AMAZON INDIGENOUS COMMUNITIES VS CHEVRON CORP. (PERSPECTIVE)
Originally posted on Nov. 12, 2012
Just days after reports of protesters taking to the streets in Quito in opposition to Ecuador’s latest licensing round for oil exploration projects in unspoiled regions of the Amazon rainforest, a legal battle unfolds in Toronto. This case though, is the continuation of a struggle that began decades ago…
It pits US-oil giant Chevron Corp. versus a group of Ecuadorian communities from the northern part of the Amazon seeking compensation for the contamination of their land and personal injury to more than 30,000 indigenous people in the Oriente region between 1964 and 1992 while under the operation of Chevron subsidiary Texaco, which it took over in 2001.
It’s a complicated battle widely considered to be among the most high-profile environmental cases in the world…namely because of “who” it concerns, and “what” the outcome would imply.
After nine years of trying to move the case from the US, or as my contacts in South America tell me “to move the case as far away from North American media as possible,” Chevron was tried in Ecuador. It lost and, in February 2012, was ordered to pay $18.2 billion in damages, and with that a glimmer of hope that it was over…not so. “We will fight until hell freezes over, and then fight it out on ice” reads a quote from a Factum sent to me by a lawyer representing Ecuador’s indigenous communities in Canada. Since the Ecuadorian ruling, the amount was raised to $19 billion given the company’s refusal to pay.
Despite an appeal and complex navigational procedures through legal channels made by Chevron against the ruling of the Ecuadorian court, the communities have been advised to seek compensation via the pursuit of the company’s assets where it operates. On that list: Brazil, Argentina, and Canada.
And that is why I made my way to Toronto for the two-day proceeding that began on Thursday…
Few people realize the magnitude and significance of this case, one that has flown under the mass radar for decades. It’s complicated yes, but it boils down to something that should be relevant to all…
Here’s some food for thought, a quote by Dr. David Suzuki circulated recently on social media networks…it reads:
“There are some things in the world we can’t change – gravity, entropy, the speed of light, and out biological nature that requires clean air, clean water, clean soil, clean energy and biodiversity for our health and well being. Protecting the biosphere should be our highest priority or else we sicken and die. Other things, like capitalism, free enterprise, the economy, currency, the market, are not forces of nature, we invented them. They are not immutable and we can change them. It makes no sense to elevate economics above the biosphere.“
I’ll admit my bias in saying that, Suzuki couldn’t have summarized it better.
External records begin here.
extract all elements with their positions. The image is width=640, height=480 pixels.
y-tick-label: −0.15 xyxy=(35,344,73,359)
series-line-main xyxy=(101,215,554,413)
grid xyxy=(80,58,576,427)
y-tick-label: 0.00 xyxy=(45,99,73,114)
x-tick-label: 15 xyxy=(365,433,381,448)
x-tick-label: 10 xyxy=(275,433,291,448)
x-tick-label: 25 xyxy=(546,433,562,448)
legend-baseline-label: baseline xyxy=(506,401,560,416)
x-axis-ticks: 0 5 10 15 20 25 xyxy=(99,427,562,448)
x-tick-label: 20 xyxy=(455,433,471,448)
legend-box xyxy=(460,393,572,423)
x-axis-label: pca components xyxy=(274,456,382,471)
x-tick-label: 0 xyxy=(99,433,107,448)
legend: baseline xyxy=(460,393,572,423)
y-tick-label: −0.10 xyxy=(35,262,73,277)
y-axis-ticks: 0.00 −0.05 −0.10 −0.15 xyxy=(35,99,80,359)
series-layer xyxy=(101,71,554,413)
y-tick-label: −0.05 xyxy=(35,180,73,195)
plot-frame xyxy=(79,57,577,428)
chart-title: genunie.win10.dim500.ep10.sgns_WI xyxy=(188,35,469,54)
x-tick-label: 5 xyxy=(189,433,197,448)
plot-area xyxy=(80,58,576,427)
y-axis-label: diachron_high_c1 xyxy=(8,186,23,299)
Having been to the Amazon, meeting the people who live there, and witnessing the worry with which they live every day as they struggle to push back against a global urge to exploit and consume what to them is home…is a heartbreaking and sobering reminder of what we, the consumers in the so-called developed world, tend to forget.
Children by the riverbank – Amazon Rainforest, Ecuador: Mar. 2012 / Maggie Padlewska
“These plaintiffs have waited 20 years for this” said Toronto lawyer Alan Lenczner in reference to the YAIGUAJE et al v. CHEVRON CORPORATION judgement while acting on behalf of the villagers representing numerous indigenous communities in the Amazon. Simply put, they won the battle played out in US and Ecuadorian courts and now need to have their rights recognized.
Instead, their struggle continues…
Chevron Corp., represented in the Toronto courtroom by seven lawyers and a group of PR type folks eager to learn about everyone’s existence there (especially those of us who took notes) argued that the Ontario Superior Court and Mr. Justice David Brown had no jurisdiction to hear the case based on what they argued was not a case relevant to the province of Ontario while warning that a ruling would have significant implications on the global economy.
Well yes, that perhaps, it would.
Made clear in the Toronto courtroom too, was that no jurisprudence of this exact nature exists, thus upping the ante and pressure (one would assume) on the judge and the Ontario court now tasked with hearing the arguments and having to decide on the case that is now before them.
The proceeding wrapped up mid-afternoon on November 30th, with the judge saying that he and his staff of legal researchers would take a closer look at the arguments and legal implications of the case.
So now, those of us highly tuned in to the saga of Chevron’s defence against a group that for decades had pleaded, testified, presented scientifically-based evidence, and had already won in the court of law, we wait, again…until Justice Brown renders his decision sometime in February next year.
UPDATE: In May 2013 – Justice David Brown sided with Chevron stating that allowing the battle between the two sides to take place in Ontario would mean “consuming significant time and judicial resources of this court” according to an article published by the Globe and Mail.